If you have an NVIDIA T4 under your desk, good for you. For the rest of us, we can mock the PhiLLM Chainlet that is infeasible to run locally so that we can quickly test the PoemGenerator Chainlet.

To do this, we define a mock Phi-3 model in our __main__ module and give it a run_remote() method that produces a test output that matches the output type we expect from the real Chainlet. Then, we inject an instance of this mock Chainlet into our Chain:

poems.py
if __name__ == "__main__":
    class FakePhiLLM:
        def run_remote(self, prompt: str) -> str:
            return f"Here's a poem about {prompt.split(" ")[-1]}"


    with chains.run_local():
        poem_generator = PoemGenerator(phi_llm=FakePhiLLM())
        result = poem_generator.run_remote(words=["bird", "plane", "superman"])
        print(result)

And run your Python file:

python poems.py
# ['Here's a poem about bird', 'Here's a poem about plane', 'Here's a poem about superman']

You may notice that the argument phi_llm expects a type PhiLLM, while we are passing it an instance of FakePhiLLM. These aren’t the same, which should be a type error.

However, this works at runtime because we constructed FakePhiLLM to use the same protocol as the real thing. We can make this explicit by defining a Protocol as a type annotation:

from typing import Protocol


class PhiProtocol(Protocol):
    def run_remote(self, data: str) -> str:
        ...

and changing the argument type in PoemGenerator:

@chains.mark_entrypoint
class PoemGenerator(chains.ChainletBase):
    def __init__(self, phi_llm: PhiProtocol = chains.depends(PhiLLM)) -> None:
        self._phi_llm = phi_llm

This resolves the apparent type error.

Deploy your Chains

Deploying a Chain to production is an atomic action that deploys every Chainlet within the chain separately. Each Chainlet specifies its own remote environment — hardware resources, Python and system dependencies, autoscaling settings.

Development deployment

To deploy a Chain as a development deployment, run:

truss chains deploy ./my_chain.py

Where my_chain.py contains the entrypoint Chainlet for your Chain.

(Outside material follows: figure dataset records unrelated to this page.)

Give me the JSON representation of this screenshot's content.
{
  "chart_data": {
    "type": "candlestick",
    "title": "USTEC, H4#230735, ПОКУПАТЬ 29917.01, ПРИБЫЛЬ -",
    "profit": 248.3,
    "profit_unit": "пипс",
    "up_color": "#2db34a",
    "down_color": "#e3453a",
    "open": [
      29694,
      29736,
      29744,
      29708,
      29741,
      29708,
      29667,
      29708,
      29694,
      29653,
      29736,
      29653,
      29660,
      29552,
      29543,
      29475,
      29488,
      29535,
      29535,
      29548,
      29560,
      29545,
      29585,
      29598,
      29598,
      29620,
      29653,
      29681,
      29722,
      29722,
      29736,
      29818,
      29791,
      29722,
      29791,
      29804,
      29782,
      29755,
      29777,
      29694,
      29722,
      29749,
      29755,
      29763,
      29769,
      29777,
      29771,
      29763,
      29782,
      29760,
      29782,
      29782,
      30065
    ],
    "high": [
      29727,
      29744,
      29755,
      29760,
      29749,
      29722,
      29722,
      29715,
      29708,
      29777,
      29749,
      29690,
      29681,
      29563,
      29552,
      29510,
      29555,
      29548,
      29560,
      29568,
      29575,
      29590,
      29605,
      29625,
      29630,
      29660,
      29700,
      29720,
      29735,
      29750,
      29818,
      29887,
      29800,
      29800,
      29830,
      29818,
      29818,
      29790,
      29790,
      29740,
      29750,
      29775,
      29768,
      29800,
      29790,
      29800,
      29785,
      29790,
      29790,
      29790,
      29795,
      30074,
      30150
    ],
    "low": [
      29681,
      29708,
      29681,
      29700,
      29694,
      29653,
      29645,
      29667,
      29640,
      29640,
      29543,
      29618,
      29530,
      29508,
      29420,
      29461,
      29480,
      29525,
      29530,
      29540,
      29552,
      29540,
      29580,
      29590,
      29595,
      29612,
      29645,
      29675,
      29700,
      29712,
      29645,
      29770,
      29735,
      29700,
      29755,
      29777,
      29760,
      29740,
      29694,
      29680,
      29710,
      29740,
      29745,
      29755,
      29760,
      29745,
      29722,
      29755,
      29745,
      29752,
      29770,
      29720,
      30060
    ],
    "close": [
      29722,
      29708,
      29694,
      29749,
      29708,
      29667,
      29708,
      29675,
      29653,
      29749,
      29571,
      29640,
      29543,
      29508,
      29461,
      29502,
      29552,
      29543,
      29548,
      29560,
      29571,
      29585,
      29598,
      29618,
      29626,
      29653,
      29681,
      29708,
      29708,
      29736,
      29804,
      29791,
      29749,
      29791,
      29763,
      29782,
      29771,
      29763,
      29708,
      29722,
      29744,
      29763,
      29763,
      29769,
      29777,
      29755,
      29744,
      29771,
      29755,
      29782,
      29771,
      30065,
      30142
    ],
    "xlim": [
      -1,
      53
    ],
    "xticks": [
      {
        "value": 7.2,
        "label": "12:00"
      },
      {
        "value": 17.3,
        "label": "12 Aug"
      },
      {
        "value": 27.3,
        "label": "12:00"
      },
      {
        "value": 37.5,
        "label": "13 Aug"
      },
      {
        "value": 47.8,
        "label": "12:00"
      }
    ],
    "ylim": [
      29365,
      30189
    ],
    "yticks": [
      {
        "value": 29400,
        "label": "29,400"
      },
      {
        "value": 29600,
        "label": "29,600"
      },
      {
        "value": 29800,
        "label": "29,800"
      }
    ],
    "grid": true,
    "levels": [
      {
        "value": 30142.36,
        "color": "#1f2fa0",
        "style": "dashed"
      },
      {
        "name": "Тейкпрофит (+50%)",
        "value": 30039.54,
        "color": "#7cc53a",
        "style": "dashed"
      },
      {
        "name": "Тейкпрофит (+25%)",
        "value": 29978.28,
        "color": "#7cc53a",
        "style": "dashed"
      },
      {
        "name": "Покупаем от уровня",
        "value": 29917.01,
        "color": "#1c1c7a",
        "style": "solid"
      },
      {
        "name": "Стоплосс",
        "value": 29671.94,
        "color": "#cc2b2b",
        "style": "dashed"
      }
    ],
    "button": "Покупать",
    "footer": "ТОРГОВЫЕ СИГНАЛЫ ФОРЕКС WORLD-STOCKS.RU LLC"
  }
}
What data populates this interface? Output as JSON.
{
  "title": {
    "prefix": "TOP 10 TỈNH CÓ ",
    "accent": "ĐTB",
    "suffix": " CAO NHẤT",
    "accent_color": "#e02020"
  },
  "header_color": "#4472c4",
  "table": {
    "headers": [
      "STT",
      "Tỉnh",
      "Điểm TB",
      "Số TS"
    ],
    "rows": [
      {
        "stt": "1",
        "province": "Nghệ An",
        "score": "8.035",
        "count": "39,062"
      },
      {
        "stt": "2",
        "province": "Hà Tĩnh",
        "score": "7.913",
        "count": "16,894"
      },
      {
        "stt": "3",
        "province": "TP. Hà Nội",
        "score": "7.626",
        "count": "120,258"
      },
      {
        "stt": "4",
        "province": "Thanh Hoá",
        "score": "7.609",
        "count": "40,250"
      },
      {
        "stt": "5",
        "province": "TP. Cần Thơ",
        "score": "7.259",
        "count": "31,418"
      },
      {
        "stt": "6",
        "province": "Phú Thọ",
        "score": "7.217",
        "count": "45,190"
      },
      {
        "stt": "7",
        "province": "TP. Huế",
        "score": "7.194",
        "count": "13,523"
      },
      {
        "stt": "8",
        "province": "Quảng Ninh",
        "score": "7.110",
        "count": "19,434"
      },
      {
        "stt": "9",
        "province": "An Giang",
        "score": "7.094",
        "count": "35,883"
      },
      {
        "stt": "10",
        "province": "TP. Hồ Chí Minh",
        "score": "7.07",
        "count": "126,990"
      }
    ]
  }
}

Development deployments are intended for testing and can’t scale past one replica. Each time you make a development deployment, it overwrites the existing development deployment.

Production deployment

To deploy a Chain as a production deployment, run:

truss chains deploy ./my_chain.py

Production deployments are intended for live traffic and have access to full autoscaling settings. Each time you deploy to production, a new deployment is created. Once the new deployment is live, it replaces the previous production deployment, which is relegated to the published deployments list.

Call a Chain’s API endpoint

Once your Chain is deployed, you can call it via its API endpoint. Chains use the same inference API as models:

Here’s an example which calls the development deployment:

call_chain.py
import requests
import os

# From the Chain overview page on Baseten
# E.g. "https://model-<MODEL_ID>.api.baseten.co/development/predict"
CHAIN_URL = ""  
baseten_api_key = os.environ["BASETEN_API_KEY"]
# JSON keys and types match the `run_remote` method signature.
data = {...}

resp = requests.post(
    CHAIN_URL,
    headers={"Authorization": f"Api-Key {baseten_api_key}"},
    json=data,
)

print(resp.json())

How to pass chain input

The data schema of the inference request corresponds to the function signature of run_remote() in your entrypoint Chainlet.

For example, for the Hello Chain, HelloAll.run_remote():

def run_remote(self, names: list[str]) -> str:

You’d pass the following JSON payload:

{"names": ["Marius", "Sid", "Bola"]}

I.e. the keys in the JSON record, match the argument names and types of run_remote.